By TRT Staff
SIX NATIONS — Three weeks ago, decorated Indigenous music producer David Strickland dropped a new banger called “Turtle Island” featuring bars from Supaman, Artson, Spade, JRDN, and Whitey Don.
This release comes ahead of Strickland’s upcoming full-length album, Spirit of Hip-Hop, which is set for release on June 29 via Entertainment One.
“This song is kind of a state of the union, for where we’re at as a people,” said Strickland. “For the most part, history keeps us separated so we’re trying to bring us together. We have the same conversations, same struggles, its the exact same in the hood, on the rez’, and we need to come together. So it’s about unity and it’s about bringing this island back to where it should be.”
As a well known Mi’qmaaq and Cree producer, Strickland has worked with Method Man, Wu-Tang, Rick Ross, Lil’ Wayne, Jay-Z, Drake and Cardinal Offishal. He said that the song has been released on all platforms from Apple to SoundCloud.
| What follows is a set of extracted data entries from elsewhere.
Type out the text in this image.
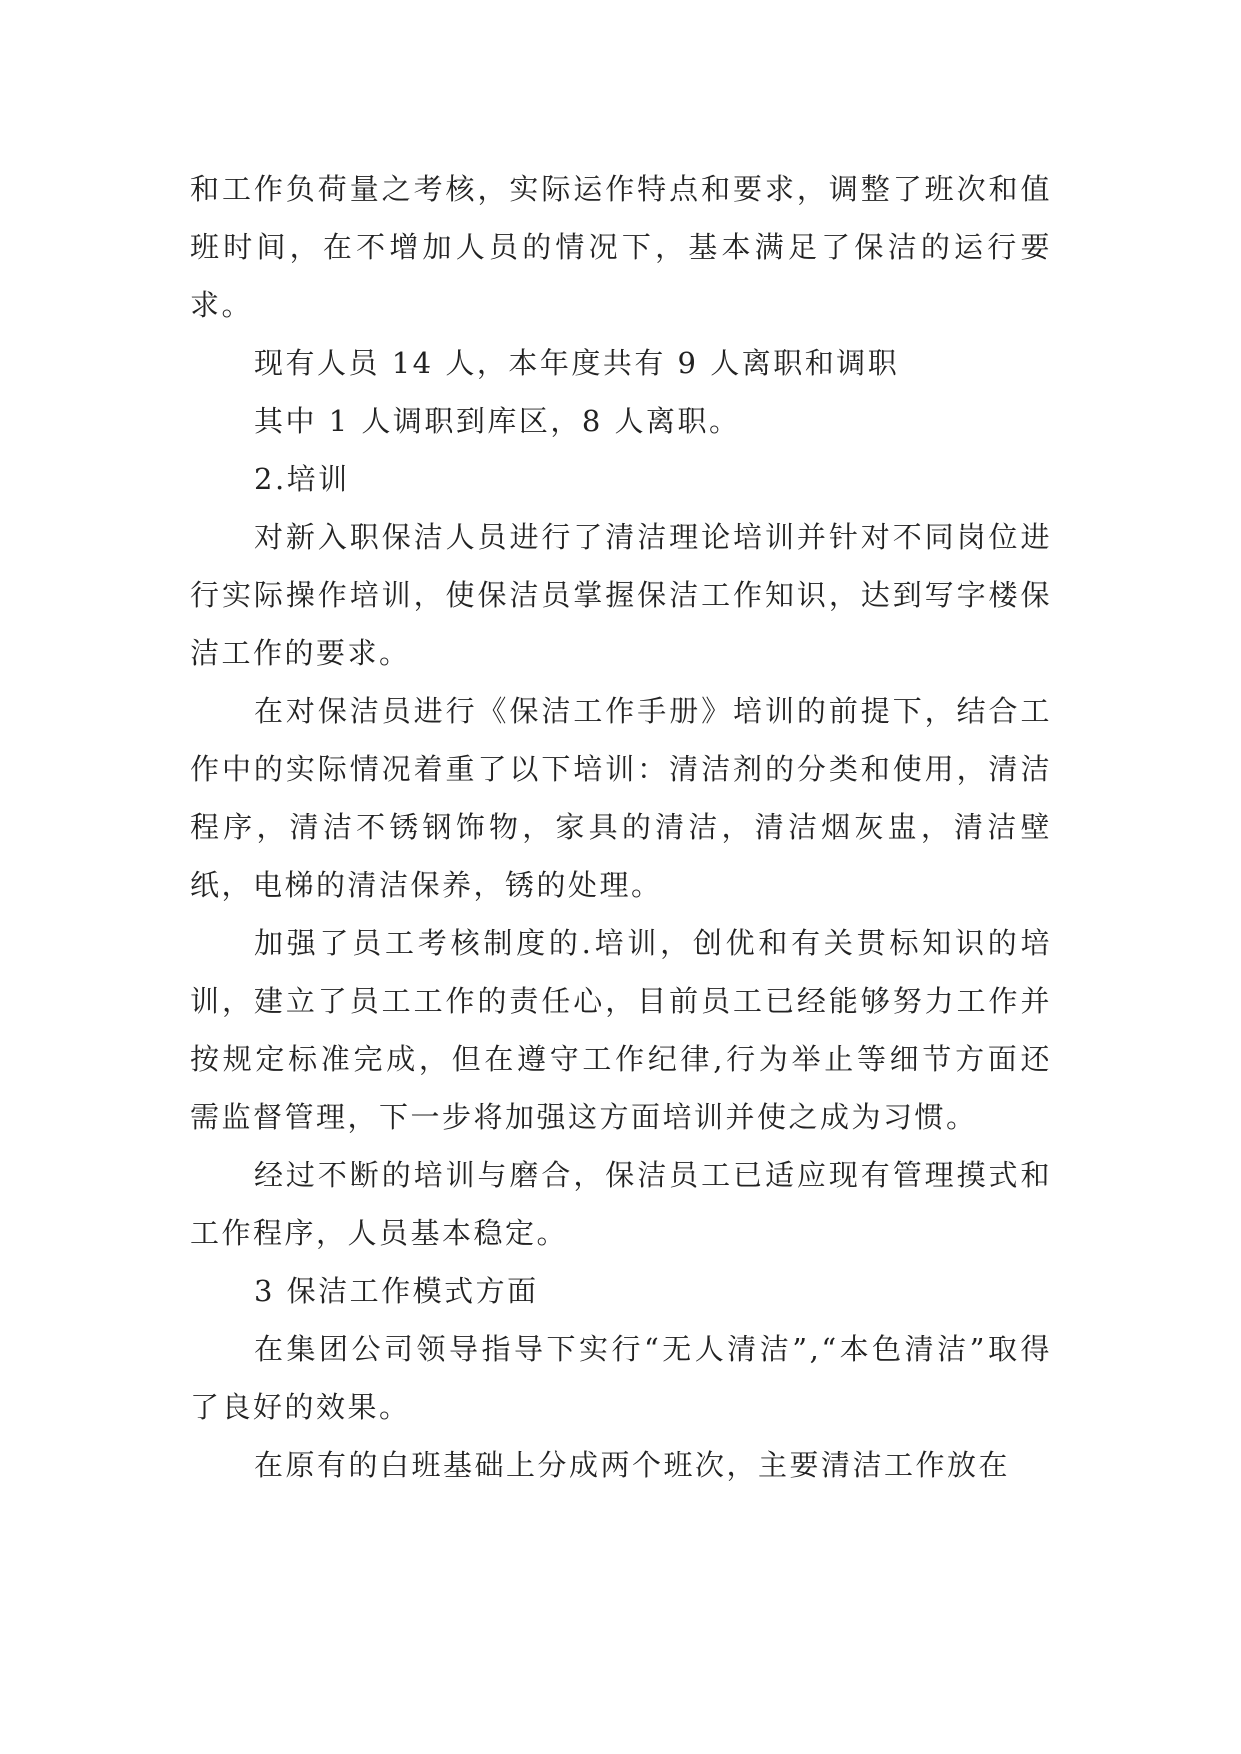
和工作负荷量之考核，实际运作特点和要求，调整了班次和值班时间，在不增加人员的情况下，基本满足了保洁的运行要求。

现有人员 14 人，本年度共有 9 人离职和调职

其中 1 人调职到库区，8 人离职。

2.培训

对新入职保洁人员进行了清洁理论培训并针对不同岗位进行实际操作培训，使保洁员掌握保洁工作知识，达到写字楼保洁工作的要求。

在对保洁员进行《保洁工作手册》培训的前提下，结合工作中的实际情况着重了以下培训：清洁剂的分类和使用，清洁程序，清洁不锈钢饰物，家具的清洁，清洁烟灰盅，清洁壁纸，电梯的清洁保养，锈的处理。

加强了员工考核制度的.培训，创优和有关贯标知识的培训，建立了员工工作的责任心，目前员工已经能够努力工作并按规定标准完成，但在遵守工作纪律,行为举止等细节方面还需监督管理，下一步将加强这方面培训并使之成为习惯。

经过不断的培训与磨合，保洁员工已适应现有管理摸式和工作程序，人员基本稳定。

3 保洁工作模式方面

在集团公司领导指导下实行“无人清洁”,“本色清洁”取得了良好的效果。

在原有的白班基础上分成两个班次，主要清洁工作放在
“I’m very blessed to be able to do what I do and I just kind of woke up one day and I realized ‘we should do something with this,’ so I started to work more with our people,” he said. “We come in and we ain’t playing around.”
Alongside Strickland in adding bars to the songs, Christian Parrish Takes The Gun, a.k.a Supaman from the Apsáalooke Nation, said that the song means a lot to him.
“It’s coming together, the people, it’s all about unity and pushing forward,” said Supaman. “As for that continuous, perpetual racism that’s out there, I think it’s always time for us to shed light on that and highlight our people and lift each other up, support the movement.”
Supaman is an award-winning rapper and fancy dancer and was a part of the group Mag7, featuring Taboo of the Black Eyed Peas and five other indigenous artists that recorded “Stand Up.” The song became an anthem for the movement that won an award at the 2017 MTV Video Music Awards.
“To be a part of this project with the legend here, for me as a hip hop artist, it’s a big thing for me to be on that level to have people hear it.”
The Grammy and JUNO award-winning audio engineer called the song a “state of the union” for Indigenous people in 2020. “Turtle Island”, serves as a reference to the original namesake continued by the indigenous people of North America.